“Sign on the dotted line, or pay up.” This was the choice my neighbour was offered by her landlord. After briefly considering each, my neighbour chose the option that put her at high risk, so that she could spend money on other things: junk food, a vehicle, movies, meals out. This is absolutely her prerogative. But is “feeling powerless” equally so?
In relative or absolute poverty, it’s common to feel powerless. There are indeed some choices we do not get to make, and people behind desks that call some of the shots in our lives.
When we hold a sense of powerlessness, our emotions justifiably include frustration, anger, rage, depression, anxiety, or apathy. From these places, we might naturally “act out”, seeking power in the few places we believe we can get it.
When I felt powerless, I punched new holes through my ears, stole socks from Value Village, set things on fire, packed my bags and walked out into the city streets…relatively goofy actions that harmed no one but that put me at risk of infection, fines, jail, violence. Talk about self-sabotage!
It’s healthy and appropriate to want a degree of personal power. If we are not permitted the critical development stage of practicing personal power in our youth, or if a third party arbitrarily removes opportunities for power in our adulthood, our frustration can build.
When the welfare worker requires that we wait outside in the rain for an hour, rather than inside with the first six people in line, we can feel powerless.
When the disability agency requires that we stand for two hours rather than arrive for an appointment time, or “take a number” and sit and read for the same period, we can feel frustrated.
When the employment agency refuses to hand us the form required to continue our participation in the program, we can feel angry.
When the child care subsidy office says we have four days to submit documentation that takes at least eight weeks to collect, we can feel overwhelmed with irritation.

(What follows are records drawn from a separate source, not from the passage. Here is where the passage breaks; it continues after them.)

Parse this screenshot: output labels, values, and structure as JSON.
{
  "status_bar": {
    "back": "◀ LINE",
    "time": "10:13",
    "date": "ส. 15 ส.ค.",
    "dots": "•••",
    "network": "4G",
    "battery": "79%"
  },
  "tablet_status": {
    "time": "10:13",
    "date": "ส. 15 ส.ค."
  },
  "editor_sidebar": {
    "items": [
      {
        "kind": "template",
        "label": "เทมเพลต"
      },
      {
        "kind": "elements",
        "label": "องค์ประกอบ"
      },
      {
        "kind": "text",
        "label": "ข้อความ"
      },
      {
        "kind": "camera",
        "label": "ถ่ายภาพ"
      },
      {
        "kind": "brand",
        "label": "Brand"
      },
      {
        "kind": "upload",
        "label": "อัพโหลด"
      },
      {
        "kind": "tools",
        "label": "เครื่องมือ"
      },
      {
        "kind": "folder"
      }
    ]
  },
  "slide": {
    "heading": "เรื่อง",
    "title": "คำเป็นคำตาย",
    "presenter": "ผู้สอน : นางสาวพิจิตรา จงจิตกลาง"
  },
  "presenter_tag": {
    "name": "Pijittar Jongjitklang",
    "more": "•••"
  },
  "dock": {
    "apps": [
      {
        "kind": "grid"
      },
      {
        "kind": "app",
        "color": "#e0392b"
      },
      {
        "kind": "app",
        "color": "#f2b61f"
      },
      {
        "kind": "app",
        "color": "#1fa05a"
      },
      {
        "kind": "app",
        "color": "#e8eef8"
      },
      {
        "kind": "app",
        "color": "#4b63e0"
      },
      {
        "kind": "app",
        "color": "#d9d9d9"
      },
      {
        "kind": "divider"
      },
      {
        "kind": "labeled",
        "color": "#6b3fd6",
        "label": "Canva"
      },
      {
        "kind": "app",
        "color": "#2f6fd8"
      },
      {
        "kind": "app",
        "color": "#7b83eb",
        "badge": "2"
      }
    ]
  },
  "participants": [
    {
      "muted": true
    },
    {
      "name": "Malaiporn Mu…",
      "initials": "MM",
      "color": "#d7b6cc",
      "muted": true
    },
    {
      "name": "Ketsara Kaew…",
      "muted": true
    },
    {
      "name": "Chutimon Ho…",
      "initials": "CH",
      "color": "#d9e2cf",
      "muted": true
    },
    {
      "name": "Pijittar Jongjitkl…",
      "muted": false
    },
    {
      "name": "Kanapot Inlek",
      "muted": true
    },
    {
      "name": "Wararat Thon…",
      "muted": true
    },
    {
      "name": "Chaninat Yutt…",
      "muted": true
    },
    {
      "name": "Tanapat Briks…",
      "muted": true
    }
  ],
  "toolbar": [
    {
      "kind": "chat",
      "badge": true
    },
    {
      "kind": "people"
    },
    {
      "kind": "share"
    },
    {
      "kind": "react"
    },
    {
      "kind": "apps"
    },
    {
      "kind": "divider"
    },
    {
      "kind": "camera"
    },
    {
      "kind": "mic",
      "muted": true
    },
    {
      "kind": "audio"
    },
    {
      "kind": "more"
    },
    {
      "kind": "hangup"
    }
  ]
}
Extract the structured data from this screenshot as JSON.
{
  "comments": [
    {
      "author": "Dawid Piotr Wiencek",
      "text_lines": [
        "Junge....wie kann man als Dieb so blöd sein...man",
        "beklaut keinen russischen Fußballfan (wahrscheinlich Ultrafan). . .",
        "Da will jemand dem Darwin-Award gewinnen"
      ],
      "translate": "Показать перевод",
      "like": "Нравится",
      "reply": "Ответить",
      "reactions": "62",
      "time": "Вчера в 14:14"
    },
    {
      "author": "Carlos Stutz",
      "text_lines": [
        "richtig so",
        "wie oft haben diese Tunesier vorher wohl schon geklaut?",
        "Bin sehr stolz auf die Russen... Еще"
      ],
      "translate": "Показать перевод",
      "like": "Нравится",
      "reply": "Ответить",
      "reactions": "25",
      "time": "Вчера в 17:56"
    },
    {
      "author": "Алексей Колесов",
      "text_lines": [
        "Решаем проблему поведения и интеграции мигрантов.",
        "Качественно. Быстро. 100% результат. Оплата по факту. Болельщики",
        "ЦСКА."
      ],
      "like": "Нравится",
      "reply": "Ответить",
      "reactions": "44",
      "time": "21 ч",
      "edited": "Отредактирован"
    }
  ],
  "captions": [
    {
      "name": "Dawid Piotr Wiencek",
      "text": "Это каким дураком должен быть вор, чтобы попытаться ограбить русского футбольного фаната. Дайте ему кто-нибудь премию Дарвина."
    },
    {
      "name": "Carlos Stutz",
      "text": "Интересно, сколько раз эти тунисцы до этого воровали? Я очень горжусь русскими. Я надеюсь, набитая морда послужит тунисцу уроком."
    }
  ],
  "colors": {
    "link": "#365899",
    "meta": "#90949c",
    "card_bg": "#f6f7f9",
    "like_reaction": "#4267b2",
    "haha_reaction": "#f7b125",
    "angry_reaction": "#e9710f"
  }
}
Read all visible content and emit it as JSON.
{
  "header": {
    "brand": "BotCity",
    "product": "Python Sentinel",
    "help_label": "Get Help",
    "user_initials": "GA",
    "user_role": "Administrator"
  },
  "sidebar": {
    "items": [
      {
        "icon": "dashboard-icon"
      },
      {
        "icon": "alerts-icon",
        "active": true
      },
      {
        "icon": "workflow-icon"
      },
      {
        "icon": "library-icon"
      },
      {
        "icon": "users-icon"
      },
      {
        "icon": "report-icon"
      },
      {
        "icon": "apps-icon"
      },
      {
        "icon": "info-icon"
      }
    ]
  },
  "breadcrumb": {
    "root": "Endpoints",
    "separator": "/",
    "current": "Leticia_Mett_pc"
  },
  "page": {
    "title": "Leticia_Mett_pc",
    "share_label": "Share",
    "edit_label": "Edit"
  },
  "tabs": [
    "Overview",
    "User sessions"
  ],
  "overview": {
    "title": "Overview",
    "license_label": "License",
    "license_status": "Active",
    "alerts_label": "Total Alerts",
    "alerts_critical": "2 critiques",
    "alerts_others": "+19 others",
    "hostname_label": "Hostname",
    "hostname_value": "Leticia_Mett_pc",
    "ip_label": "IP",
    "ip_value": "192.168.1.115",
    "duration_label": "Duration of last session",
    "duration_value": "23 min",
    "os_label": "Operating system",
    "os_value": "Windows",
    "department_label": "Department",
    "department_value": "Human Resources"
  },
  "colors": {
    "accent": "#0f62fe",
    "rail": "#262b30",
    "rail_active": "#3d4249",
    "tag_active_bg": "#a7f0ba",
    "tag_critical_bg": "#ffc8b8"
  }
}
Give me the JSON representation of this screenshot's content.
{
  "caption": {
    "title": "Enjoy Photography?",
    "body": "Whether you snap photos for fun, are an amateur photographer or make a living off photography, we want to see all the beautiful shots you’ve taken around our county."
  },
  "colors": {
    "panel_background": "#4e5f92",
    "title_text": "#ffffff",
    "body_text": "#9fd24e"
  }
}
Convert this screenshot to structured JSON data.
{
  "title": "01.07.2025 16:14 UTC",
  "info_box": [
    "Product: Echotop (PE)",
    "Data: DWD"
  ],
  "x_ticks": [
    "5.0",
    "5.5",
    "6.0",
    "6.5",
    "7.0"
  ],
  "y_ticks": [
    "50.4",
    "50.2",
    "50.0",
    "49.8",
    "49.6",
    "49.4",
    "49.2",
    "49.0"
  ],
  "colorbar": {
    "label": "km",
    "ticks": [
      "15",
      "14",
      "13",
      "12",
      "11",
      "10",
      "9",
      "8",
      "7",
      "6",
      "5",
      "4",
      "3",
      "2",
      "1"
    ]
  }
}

When we know that not submitting to these rules will lead to eviction or hunger, we feel powerless.
Are we, though?
What happens when we start taking the power we do have?
…calling the tenancy board to learn all our options before talking further with the landlord?
…writing a short note to the child care subsidy office to request more time?
…asking a doctor for a note confirming we are physically unable to stand for two hours at a time, so that we are legally entitled to sit?
…building an emergency buffer, such that paying closer to market rent for a while is an option?
…budgeting according to our priorities so that our preferred housing is always affordable?
In my experience, taking the power we do have is life-changing. Looking for and taking our power wherever possible leads to increased power overall. And when we feel an overall sense of power in multiple smaller areas, we become infinitely more comfortable with not having absolute power. Life moves from a place of resignation or acting out to a place of negotiation, peace, balance, and joy.
In my book, I provide explicit instructions for how to grab the power available to us even while we are very poor financially. Every time we do so, our sense of power—as well as our bank account—ultimately increases.